Even in the 20th century, though, there were setbacks. Astonishingly, in August and September 1943, the Allies bombed Pompeii as they sought to force German troops to retreat. Several parts of the city (such as the House of Epidius Rufus, seen above) had to be rebuilt and the museum was hit. More recently, another calamity occurred in 2010, when the Schola Armaturarum, the gladiator barracks, collapsed. “We should all feel shame for what happened,” said Italy’s president, Giorgio Napolitano. The Grande Progetto Pompei, or Great Pompeii Project, set aside €105m to fund preservation efforts.

An archaeologist works on the cast of a horse, found in the stable of a villa in Civita Giuliana, Pompeii (Photo by Marco Cantile/LightRocket via Getty Images)
An archaeologist works on the cast of a horse, found in the stable of a villa in Civita Giuliana, Pompeii (Photo by Marco Cantile/LightRocket via Getty Images)

An area causing particular concern lay within the northeastern part of Pompeii. Here, it was the sheer mass of the unexcavated city that was causing problems as material accumulated during the eruption and in subsequent years – including the spoil from earlier archaeological digs – pushed against already excavated structures. To help relieve the pressure, previously unexplored areas of the site are currently being excavated.

A diver inspects an ancient Roman statue
A diver inspects one of the many ancient Roman statues on the 177-hectare undewater site of Baiae (Photo by anbusiello TW/Alamy Stock Photo)

There’s still much more that could be revealed. A third of Pompeii, an area of 22 hectares, remains buried, but for now the priority lies more in conserving what has already been found, especially as uncovering the city effectively removes a layer of protection.

That’s not to say new finds aren’t being made. In Civita Giuliana, a suburb located to the northwest of Pompeii, a villa has recently been excavated, yielding evidence of illegal tunnels. A reminder of why it is so essential to prevent such activity came with the discovery of human remains and, in the villa’s stable, three harnessed horses – yet more victims of the fury of Vesuvius.

Baiae: another Roman victim to volcanic activity

During the first century BC, the town of Baiae on the northwest shore of the Bay of Naples started to gain a reputation as a fashionable holiday resort, frequented by members of high society. Emperors such as Nero, Hadrian and Septimius Severus later went on to spend time there, and Caligula is even said to have built a three-mile-long pontoon bridge from the town to the port of Puteoli to disprove a prediction that he had as much chance of becoming emperor as he did of riding a horse across the Gulf of Baiae.

The evidence of Baiae’s rich history is still to be found in the town, yet to get a fuller picture you need to go swimming. This is because bradyseism – the gradual uplift or, as in this case, descent of land caused by volcanic activity – has resulted in the Roman-era lower town disappearing beneath the waves, likely between the third and fifth centuries AD.
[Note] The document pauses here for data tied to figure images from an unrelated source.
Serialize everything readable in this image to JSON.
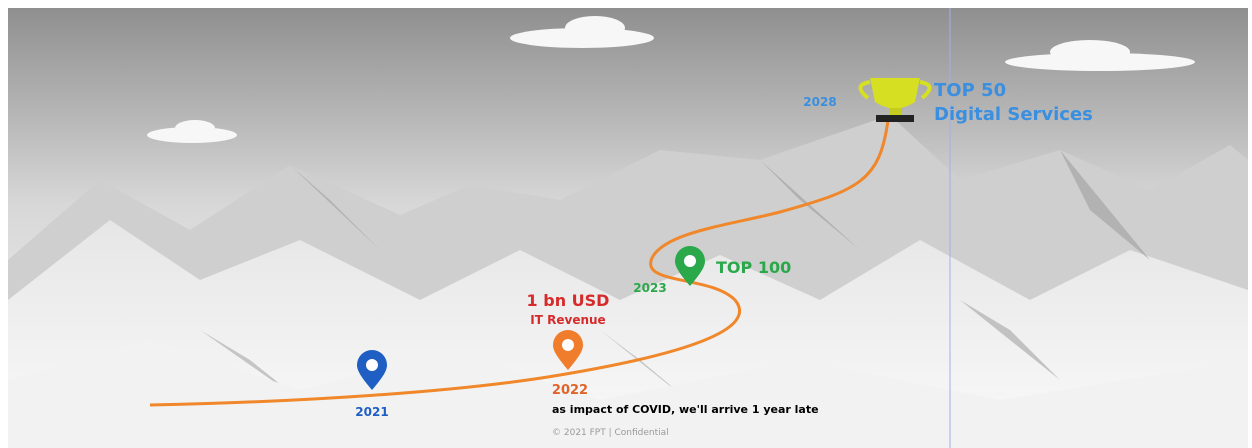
{
  "milestones": [
    {
      "year": "2021"
    },
    {
      "year": "2022",
      "title": "1 bn USD",
      "subtitle": "IT Revenue"
    },
    {
      "year": "2023",
      "title": "TOP 100"
    },
    {
      "year": "2028",
      "title": "TOP 50",
      "subtitle": "Digital Services"
    }
  ],
  "note": "as impact of COVID, we'll arrive 1 year late",
  "footer": "© 2021 FPT | Confidential"
}
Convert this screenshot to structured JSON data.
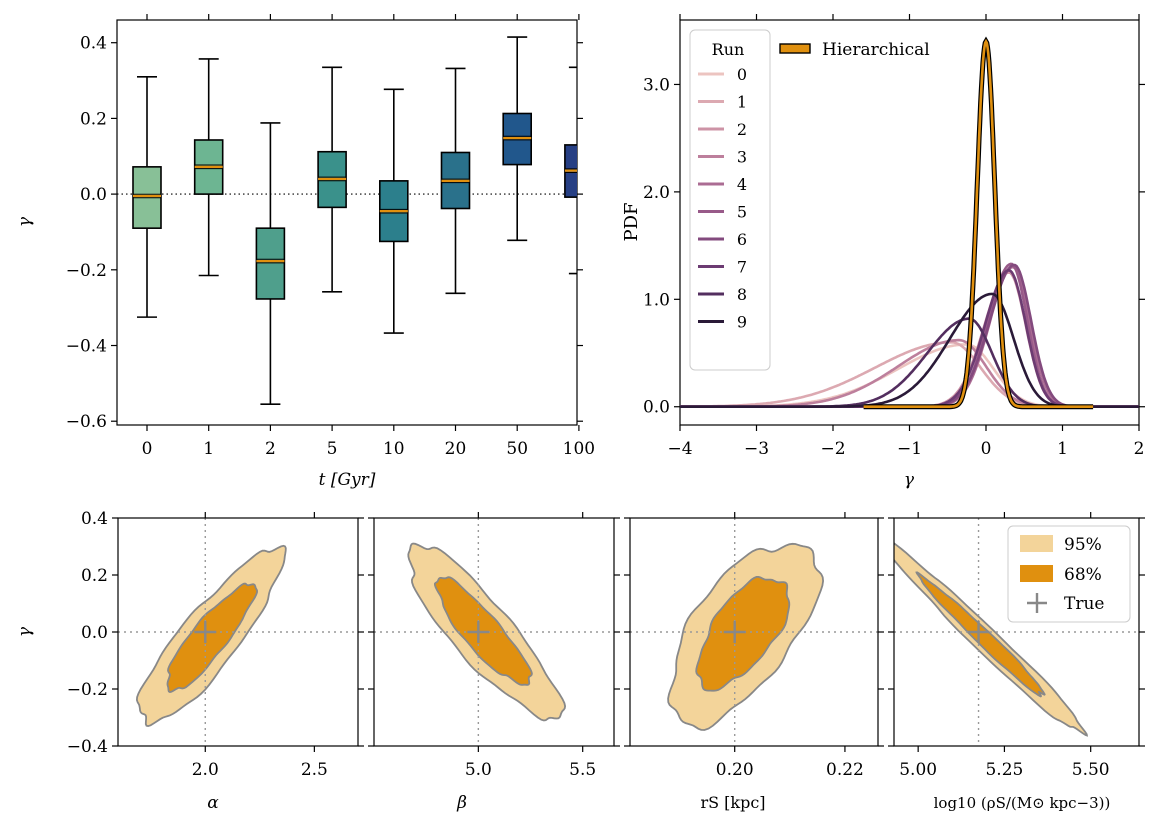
{
  "chart_data": [
    {
      "type": "box",
      "title": "",
      "xlabel": "t [Gyr]",
      "ylabel": "γ",
      "ylim": [
        -0.61,
        0.46
      ],
      "yticks": [
        -0.6,
        -0.4,
        -0.2,
        0.0,
        0.2,
        0.4
      ],
      "ytick_labels": [
        "−0.6",
        "−0.4",
        "−0.2",
        "0.0",
        "0.2",
        "0.4"
      ],
      "reference_line": 0.0,
      "categories": [
        "0",
        "1",
        "2",
        "5",
        "10",
        "20",
        "50",
        "100"
      ],
      "boxes": [
        {
          "cat": "0",
          "whislo": -0.325,
          "q1": -0.09,
          "med": -0.005,
          "q3": 0.072,
          "whishi": 0.31,
          "color": "#88c097"
        },
        {
          "cat": "1",
          "whislo": -0.215,
          "q1": 0.0,
          "med": 0.072,
          "q3": 0.143,
          "whishi": 0.357,
          "color": "#6db592"
        },
        {
          "cat": "2",
          "whislo": -0.555,
          "q1": -0.277,
          "med": -0.177,
          "q3": -0.09,
          "whishi": 0.188,
          "color": "#4f9f8c"
        },
        {
          "cat": "5",
          "whislo": -0.258,
          "q1": -0.035,
          "med": 0.04,
          "q3": 0.112,
          "whishi": 0.335,
          "color": "#3a918b"
        },
        {
          "cat": "10",
          "whislo": -0.367,
          "q1": -0.125,
          "med": -0.045,
          "q3": 0.035,
          "whishi": 0.277,
          "color": "#2c7f8c"
        },
        {
          "cat": "20",
          "whislo": -0.262,
          "q1": -0.038,
          "med": 0.035,
          "q3": 0.11,
          "whishi": 0.332,
          "color": "#2a718b"
        },
        {
          "cat": "50",
          "whislo": -0.122,
          "q1": 0.078,
          "med": 0.148,
          "q3": 0.213,
          "whishi": 0.415,
          "color": "#21578c"
        },
        {
          "cat": "100",
          "whislo": -0.21,
          "q1": -0.008,
          "med": 0.062,
          "q3": 0.13,
          "whishi": 0.335,
          "color": "#263f84"
        }
      ],
      "median_color": "#e0900f"
    },
    {
      "type": "line",
      "xlabel": "γ",
      "ylabel": "PDF",
      "xlim": [
        -4,
        2
      ],
      "ylim": [
        -0.17,
        3.6
      ],
      "xticks": [
        -4,
        -3,
        -2,
        -1,
        0,
        1,
        2
      ],
      "xtick_labels": [
        "−4",
        "−3",
        "−2",
        "−1",
        "0",
        "1",
        "2"
      ],
      "yticks": [
        0,
        1,
        2,
        3
      ],
      "ytick_labels": [
        "0.0",
        "1.0",
        "2.0",
        "3.0"
      ],
      "legend_title": "Run",
      "legend_position": "top-left",
      "series": [
        {
          "name": "0",
          "color": "#ecc4c0",
          "mu": -0.25,
          "sl": 0.9,
          "sr": 0.35,
          "peak": 0.58
        },
        {
          "name": "1",
          "color": "#dca9b1",
          "mu": -0.45,
          "sl": 1.0,
          "sr": 0.38,
          "peak": 0.6
        },
        {
          "name": "2",
          "color": "#cd93a6",
          "mu": 0.3,
          "sl": 0.32,
          "sr": 0.22,
          "peak": 1.25
        },
        {
          "name": "3",
          "color": "#bd7f9c",
          "mu": -0.35,
          "sl": 0.8,
          "sr": 0.35,
          "peak": 0.62
        },
        {
          "name": "4",
          "color": "#ab6c93",
          "mu": 0.35,
          "sl": 0.3,
          "sr": 0.22,
          "peak": 1.3
        },
        {
          "name": "5",
          "color": "#985a89",
          "mu": 0.33,
          "sl": 0.3,
          "sr": 0.21,
          "peak": 1.33
        },
        {
          "name": "6",
          "color": "#834a7e",
          "mu": 0.37,
          "sl": 0.32,
          "sr": 0.22,
          "peak": 1.32
        },
        {
          "name": "7",
          "color": "#6c3b72",
          "mu": 0.3,
          "sl": 0.31,
          "sr": 0.22,
          "peak": 1.27
        },
        {
          "name": "8",
          "color": "#532e5f",
          "mu": -0.22,
          "sl": 0.55,
          "sr": 0.3,
          "peak": 0.82
        },
        {
          "name": "9",
          "color": "#2a1a38",
          "mu": 0.08,
          "sl": 0.55,
          "sr": 0.28,
          "peak": 1.05
        }
      ],
      "hierarchical": {
        "name": "Hierarchical",
        "color": "#e0900f",
        "mu": 0.0,
        "sigma": 0.115,
        "peak": 3.4,
        "x_range": [
          -1.6,
          1.4
        ]
      }
    },
    {
      "type": "contour",
      "xlabel": "α",
      "ylabel": "γ",
      "xlim": [
        1.6,
        2.7
      ],
      "ylim": [
        -0.4,
        0.4
      ],
      "xticks": [
        2.0,
        2.5
      ],
      "xtick_labels": [
        "2.0",
        "2.5"
      ],
      "yticks": [
        -0.4,
        -0.2,
        0.0,
        0.2,
        0.4
      ],
      "ytick_labels": [
        "−0.4",
        "−0.2",
        "0.0",
        "0.2",
        "0.4"
      ],
      "true": [
        2.0,
        0.0
      ],
      "center": [
        2.02,
        -0.02
      ],
      "sx": 0.135,
      "sy": 0.125,
      "rho": 0.87
    },
    {
      "type": "contour",
      "xlabel": "β",
      "xlim": [
        4.5,
        5.65
      ],
      "ylim": [
        -0.4,
        0.4
      ],
      "xticks": [
        5.0,
        5.5
      ],
      "xtick_labels": [
        "5.0",
        "5.5"
      ],
      "true": [
        5.0,
        0.0
      ],
      "center": [
        5.02,
        0.0
      ],
      "sx": 0.15,
      "sy": 0.125,
      "rho": -0.87
    },
    {
      "type": "contour",
      "xlabel": "rS [kpc]",
      "xlim": [
        0.181,
        0.226
      ],
      "ylim": [
        -0.4,
        0.4
      ],
      "xticks": [
        0.2,
        0.22
      ],
      "xtick_labels": [
        "0.20",
        "0.22"
      ],
      "true": [
        0.2,
        0.0
      ],
      "center": [
        0.2015,
        0.0
      ],
      "sx": 0.0055,
      "sy": 0.13,
      "rho": 0.62
    },
    {
      "type": "contour",
      "xlabel": "log10 (ρS/(M⊙ kpc−3))",
      "xlim": [
        4.93,
        5.64
      ],
      "ylim": [
        -0.4,
        0.4
      ],
      "xticks": [
        5.0,
        5.25,
        5.5
      ],
      "xtick_labels": [
        "5.00",
        "5.25",
        "5.50"
      ],
      "true": [
        5.175,
        0.0
      ],
      "center": [
        5.19,
        -0.02
      ],
      "sx": 0.12,
      "sy": 0.14,
      "rho": -0.985,
      "legend": [
        "95%",
        "68%",
        "True"
      ]
    }
  ]
}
This is not perhaps surprising, given its location atop the Campi Flegrei supervolcano. In the 1940s, an Italian pilot named Raimondo Baucher spotted the ghostly remains of the lost settlement beneath the waves and snapped several aerial photographs. Aided by the development of new archaeological techniques, the area has since been extensively explored. It is now protected and patrolled by ‘mer-cops’, but visitors can go on guided scuba diving tours to see the ruins for themselves.